Podemos figurarnos todos lo que sería un mundo sin ley ni orden,
en el que cada uno siguiera sus instintos. Podemos preguntarnos, como los discípulos
de Bakunin, el anarquista ¿por qué Dios hizo el mundo así, y no trajo la paz
perpetua y la alegría y salud para todos? La respuesta es obvia: la libertad.
Dios trajo al hombre y le dio discernimiento para que, en su libertad, pudiera
elegir y hacer lo que más conviniera a él y a los demás.
El fallo descrito en el Génesis nos dejó desamparados, sin
libertad, y sin criterio. Hacemos o que nos parece bien según nuestros
instintos o inclinaciones, y la enfermedad campa a pesar de que muchas de ellas
son provocadas por nosotros mismos. El borracho echa la culpa al alcohol,
cuando vemos que hay multitudes que ni siquiera beben alcohol, y otros la saben
controlar más o menos. Y así, todo se puede trasladar a cualquier cosa que hacemos los humanos.
Somos hijos de la desobediencia a las suaves normas del Espíritu
de Dios que aconseja y muy bien a todos que se abstengan de toda clase de mal.
Calculen lo que sería que, aunque solo fuera la ley del Antiguo Testamento la
que se llevara fielmente, el mundo sería una balsa de aceite, sin mayores
problemas que los heredados de nuestra primitiva naturaleza de desobediencia.

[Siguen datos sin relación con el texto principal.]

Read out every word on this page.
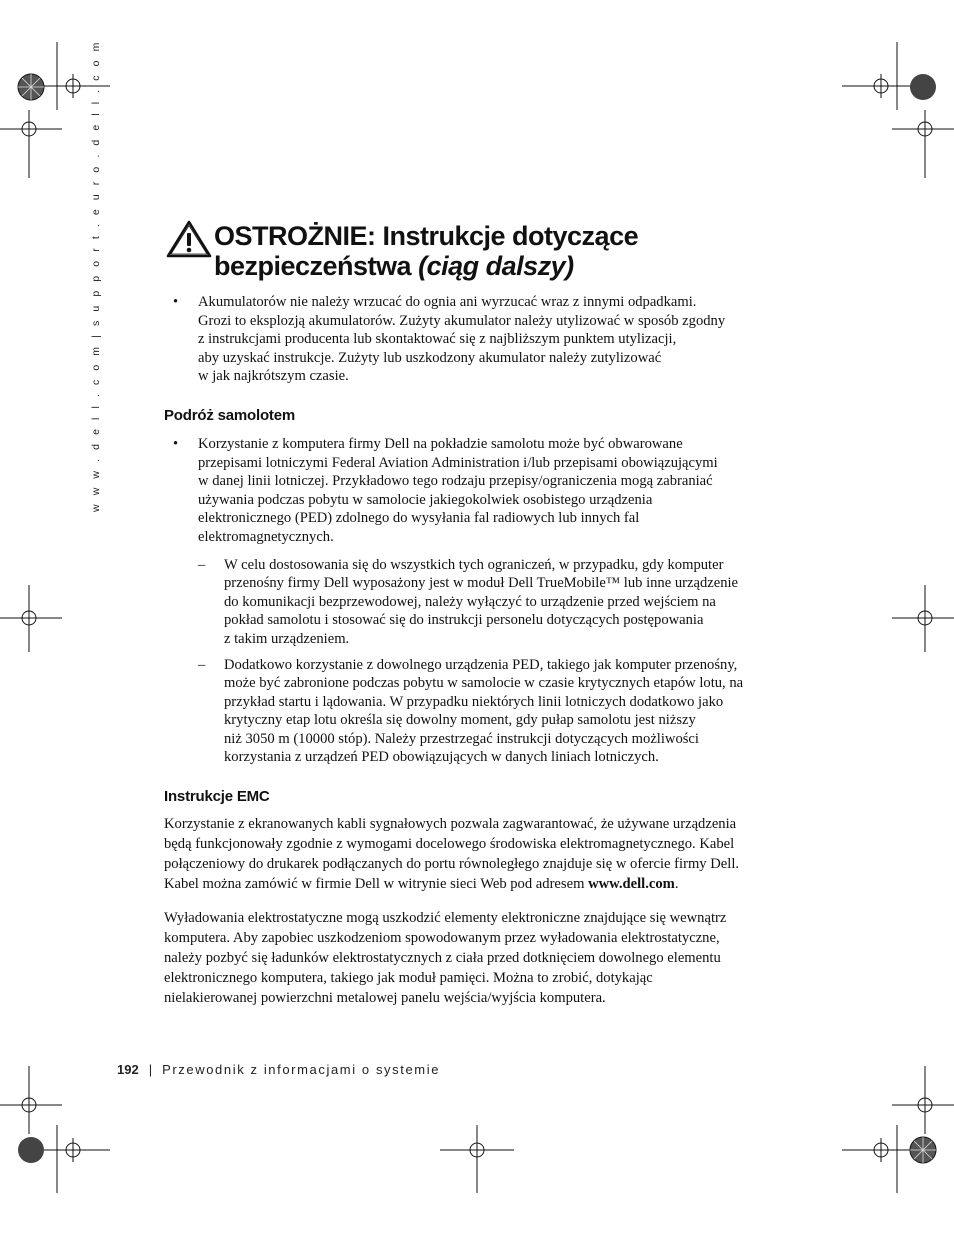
w w w . d e l l . c o m | s u p p o r t . e u r o . d e l l . c o m	OSTROŻNIE: Instrukcje dotyczące bezpieczeństwa (ciąg dalszy)
• Akumulatorów nie należy wrzucać do ognia ani wyrzucać wraz z innymi odpadkami.
Grozi to eksplozją akumulatorów. Zużyty akumulator należy utylizować w sposób zgodny
z instrukcjami producenta lub skontaktować się z najbliższym punktem utylizacji,
aby uzyskać instrukcje. Zużyty lub uszkodzony akumulator należy zutylizować
w jak najkrótszym czasie.
Podróż samolotem
• Korzystanie z komputera firmy Dell na pokładzie samolotu może być obwarowane
przepisami lotniczymi Federal Aviation Administration i/lub przepisami obowiązującymi
w danej linii lotniczej. Przykładowo tego rodzaju przepisy/ograniczenia mogą zabraniać
używania podczas pobytu w samolocie jakiegokolwiek osobistego urządzenia
elektronicznego (PED) zdolnego do wysyłania fal radiowych lub innych fal
elektromagnetycznych.
– W celu dostosowania się do wszystkich tych ograniczeń, w przypadku, gdy komputer
przenośny firmy Dell wyposażony jest w moduł Dell TrueMobile™ lub inne urządzenie
do komunikacji bezprzewodowej, należy wyłączyć to urządzenie przed wejściem na
pokład samolotu i stosować się do instrukcji personelu dotyczących postępowania
z takim urządzeniem.
– Dodatkowo korzystanie z dowolnego urządzenia PED, takiego jak komputer przenośny,
może być zabronione podczas pobytu w samolocie w czasie krytycznych etapów lotu, na
przykład startu i lądowania. W przypadku niektórych linii lotniczych dodatkowo jako
krytyczny etap lotu określa się dowolny moment, gdy pułap samolotu jest niższy
niż 3050 m (10000 stóp). Należy przestrzegać instrukcji dotyczących możliwości
korzystania z urządzeń PED obowiązujących w danych liniach lotniczych.
Instrukcje EMC

Korzystanie z ekranowanych kabli sygnałowych pozwala zagwarantować, że używane urządzenia
będą funkcjonowały zgodnie z wymogami docelowego środowiska elektromagnetycznego. Kabel
połączeniowy do drukarek podłączanych do portu równoległego znajduje się w ofercie firmy Dell.
Kabel można zamówić w firmie Dell w witrynie sieci Web pod adresem www.dell.com.

Wyładowania elektrostatyczne mogą uszkodzić elementy elektroniczne znajdujące się wewnątrz
komputera. Aby zapobiec uszkodzeniom spowodowanym przez wyładowania elektrostatyczne,
należy pozbyć się ładunków elektrostatycznych z ciała przed dotknięciem dowolnego elementu
elektronicznego komputera, takiego jak moduł pamięci. Można to zrobić, dotykając
nielakierowanej powierzchni metalowej panelu wejścia/wyjścia komputera.

192 | Przewodnik z informacjami o systemie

Pero la primera desobediencia, el primer desacato a las suaves
normas de Dios trajo la libertad en manos del hombre. Desde entonces ¿Cuándo ha
habido verdadera libertad? Los hombres tienen que hacer leyes y reglamentos, para
poner bozal al tigre que todos llevamos dentro. Sin ellas no sería posible la
vida humana sobre el planeta.
Sabemos todos que hemos de morir antes de los cien años salvo
excepciones, y aun así los tiranos, o los que lo son con disimulo, se empeñan
en hacer esclavos a los hombres para que les sirvan de peldaños por donde subir a ¿qué? Napoleón, Alejandro,
Gengis Khan, Hitler y tantos otros murieron relativamente jóvenes. ¿Cuántos males
trajeron sobre gran parte de la humanidad? ¿Porqué y para qué?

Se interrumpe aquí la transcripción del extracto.